While school technology funding was the main education item on the ballot across the state on Tuesday, voters are also be setting up a debate over the control of New York City schools.

That’s because lawmakers have a looming task in the next legislative session: to revisit a 2002 law giving control of the city’s schools to its mayor. The law is set to expire at the end of June, meaning that lawmakers will have to agree on any changes by then or risk letting mayoral control lapse.

A drag-out fight over mayoral control doesn’t appear likely, given that most of its past opponents are now allies of City Hall. But the intensity of the debate will depend on which state lawmakers win at the ballot box on Tuesday.

“Who controls the Senate will be an important factor,” said Board of Regents Chancellor Merryl Tisch, who supports the renewal of mayoral control.

Current law gives the mayor the power to appoint a schools chancellor, oversee the system’s $20 billion operating budget, and make decisions about how the city will try to lift student achievement across 1,600 district schools. The landmark legislation passed in 2002 after Mayor Michael Bloomberg’s election and amid a bipartisan wave of support for dismantling the city’s 32 local school boards. The law also created a citywide board, now called the Panel for Educational Policy, which votes on policy decisions.

The last time the mayoral control legislation expired, in 2009, lawmakers were unable to settle on revisions before the “sunset” deadline. They ultimately revised the law to limit the mayor’s power in a few relatively minor ways, such as by creating a public review process for when the city decides to close or move a school.

“I think that the opposition to mayoral control had to do, to a large extent, with groups that were battling reforms introduced by Mayor Bloomberg and his chancellor,” said Kathryn Wylde, head of the Partnership for New York City, a coalition of business leaders that was an early advocate of mayoral control.

But that doesn’t mean tackling the school governance law will be a cakewalk for legislators.

The legislative session, which begins in January, will offer opportunities for advocates to air their grievances about how schools in New York City are managed. Last year, de Blasio clashed with Gov. Andrew Cuomo and state senators over education, which led to an erosion of the mayor’s power when it comes to finding space for new and expanding charter schools.

Charter school advocates have spent $4 million supporting Senate candidates who could tip the balance for Republicans, according to Capital New York, and their top legislative priority will be to increase their numbers. State law permits 256 charter schools to open in the city, but only 28 charters remain unclaimed. Advocates are hoping to raise or eliminate that cap next year.

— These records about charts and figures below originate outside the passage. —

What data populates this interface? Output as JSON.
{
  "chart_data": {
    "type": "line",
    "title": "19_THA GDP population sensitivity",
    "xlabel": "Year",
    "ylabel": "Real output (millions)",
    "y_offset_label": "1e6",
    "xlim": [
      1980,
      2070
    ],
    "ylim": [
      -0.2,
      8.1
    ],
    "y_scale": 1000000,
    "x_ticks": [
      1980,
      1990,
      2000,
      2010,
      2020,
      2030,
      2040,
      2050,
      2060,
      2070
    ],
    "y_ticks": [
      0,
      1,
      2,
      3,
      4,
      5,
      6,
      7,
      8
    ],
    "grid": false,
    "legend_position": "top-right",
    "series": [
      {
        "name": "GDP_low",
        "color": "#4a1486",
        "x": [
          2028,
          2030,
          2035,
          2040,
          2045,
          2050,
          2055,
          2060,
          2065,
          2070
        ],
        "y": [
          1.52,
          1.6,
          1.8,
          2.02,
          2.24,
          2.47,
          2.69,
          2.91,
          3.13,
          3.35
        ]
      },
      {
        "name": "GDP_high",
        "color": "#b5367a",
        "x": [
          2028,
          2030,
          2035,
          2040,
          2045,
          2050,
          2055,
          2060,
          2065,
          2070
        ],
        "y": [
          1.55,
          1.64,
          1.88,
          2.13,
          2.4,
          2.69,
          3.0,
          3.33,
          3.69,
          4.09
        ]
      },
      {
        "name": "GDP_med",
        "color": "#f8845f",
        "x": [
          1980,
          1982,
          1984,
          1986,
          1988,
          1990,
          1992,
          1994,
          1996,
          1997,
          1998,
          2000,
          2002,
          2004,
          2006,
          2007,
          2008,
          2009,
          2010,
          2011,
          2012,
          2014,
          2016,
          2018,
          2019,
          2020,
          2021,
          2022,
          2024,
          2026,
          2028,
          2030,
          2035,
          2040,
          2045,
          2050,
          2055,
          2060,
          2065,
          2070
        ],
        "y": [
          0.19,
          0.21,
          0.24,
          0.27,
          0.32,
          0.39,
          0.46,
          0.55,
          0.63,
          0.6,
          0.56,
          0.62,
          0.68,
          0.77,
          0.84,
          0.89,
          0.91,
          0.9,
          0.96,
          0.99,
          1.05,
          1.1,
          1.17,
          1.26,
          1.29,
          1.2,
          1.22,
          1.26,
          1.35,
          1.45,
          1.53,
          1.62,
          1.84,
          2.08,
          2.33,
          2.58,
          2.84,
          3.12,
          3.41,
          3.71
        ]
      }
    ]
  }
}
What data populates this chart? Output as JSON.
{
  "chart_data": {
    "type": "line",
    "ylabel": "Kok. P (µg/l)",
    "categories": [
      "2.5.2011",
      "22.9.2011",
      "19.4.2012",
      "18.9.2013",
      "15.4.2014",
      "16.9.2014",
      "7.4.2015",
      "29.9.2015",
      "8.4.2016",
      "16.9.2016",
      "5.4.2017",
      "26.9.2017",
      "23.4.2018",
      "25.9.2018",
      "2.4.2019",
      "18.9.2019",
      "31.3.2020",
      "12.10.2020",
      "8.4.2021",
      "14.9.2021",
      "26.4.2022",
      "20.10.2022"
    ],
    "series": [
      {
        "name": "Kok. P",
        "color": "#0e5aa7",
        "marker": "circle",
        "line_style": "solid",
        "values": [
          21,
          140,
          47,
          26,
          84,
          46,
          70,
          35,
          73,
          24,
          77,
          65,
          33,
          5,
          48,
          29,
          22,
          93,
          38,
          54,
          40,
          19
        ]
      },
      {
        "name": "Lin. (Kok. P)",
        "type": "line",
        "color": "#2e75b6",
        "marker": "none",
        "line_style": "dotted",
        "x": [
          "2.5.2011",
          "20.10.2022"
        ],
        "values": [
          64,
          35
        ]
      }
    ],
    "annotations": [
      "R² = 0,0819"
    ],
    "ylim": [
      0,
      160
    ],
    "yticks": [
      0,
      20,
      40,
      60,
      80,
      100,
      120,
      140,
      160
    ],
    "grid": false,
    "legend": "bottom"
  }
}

Complicating matters is that support for mayoral control in New York City doesn’t split neatly along partisan lines. In 2009, charter school backers, now de Blasio’s critics, were mayoral control’s most vocal supporters. Senate Democrats, now de Blasio’s allies, for a time stood in the way of a deal to renew mayoral control.

On this issue, some the fiercest critics of de Blasio’s education policy are finding themselves on his side.

“Mayoral control gives the district a fighting chance by wresting governance away from special interests, but it’s up to the mayor in power to lead the way forward for kids,” said StudentsFirstNY’s Jenny Sedlis.

And in a sign of remaining tensions, a number of de Blasio allies want a school structure that would wrest some control from City Hall.

Even some of de Blasio’s own PEP members say they want to see changes. Norm Fruchter, an education policy analyst and mayoral appointee to the PEP, said parents should be given some authority to approve school co-locations or closures that the city is proposing in their district.

Though de Blasio has made efforts to involve parents, “I think where the law is wrong is it eclipses any form of democratic decision-making at the local and neighborhood level,” Fruchter said.

Diane Ravitch, another supporter of de Blasio’s, said she wants to see a model in which the PEP, not the mayor, is the chancellor’s boss and the mayor can only select panel members who have been recommended by another independent body.

“The key issue is who appoints the chancellor and who can fire him or her,” Ravitch said.

As the issue inches into the spotlight, a remaining question is how outspoken de Blasio will be in support of mayoral control. As a city councilman, de Blasio praised the role that community school boards played in elevating the voice of parents before mayoral control. But as a candidate for mayor, he made it clear he didn’t want to see the mayor’s powers diluted and said he would only support tweaks to the law.

De Blasio hasn’t spoken publicly about the issue since taking office, and his office didn’t respond to questions about the city’s legislative priorities for renewing mayoral control.

But when the issue comes to the fore, there are signs that the administration will be ready. A top lobbyist for renewing mayoral control five years ago, Peter Hatch, is now a senior policy advisor to Deputy Mayor Anthony Shorris.

De Blasio will have to grapple with Democratic colleagues in the legislature. Assemblyman David Weprin of Queens is sponsoring a bill to strip the mayor of his power to appoint the schools chancellor and take away its supermajority on the Panel for Educational Policy. (The mayor appoints eight of 13 of the PEP members under the current structure; Weprin’s legislation would cut that number in half and require more appointees to be public-school parents.)

“It’s an institutional thing,” explained Weprin. “I don’t think you can do legislation based on one particular mayor.”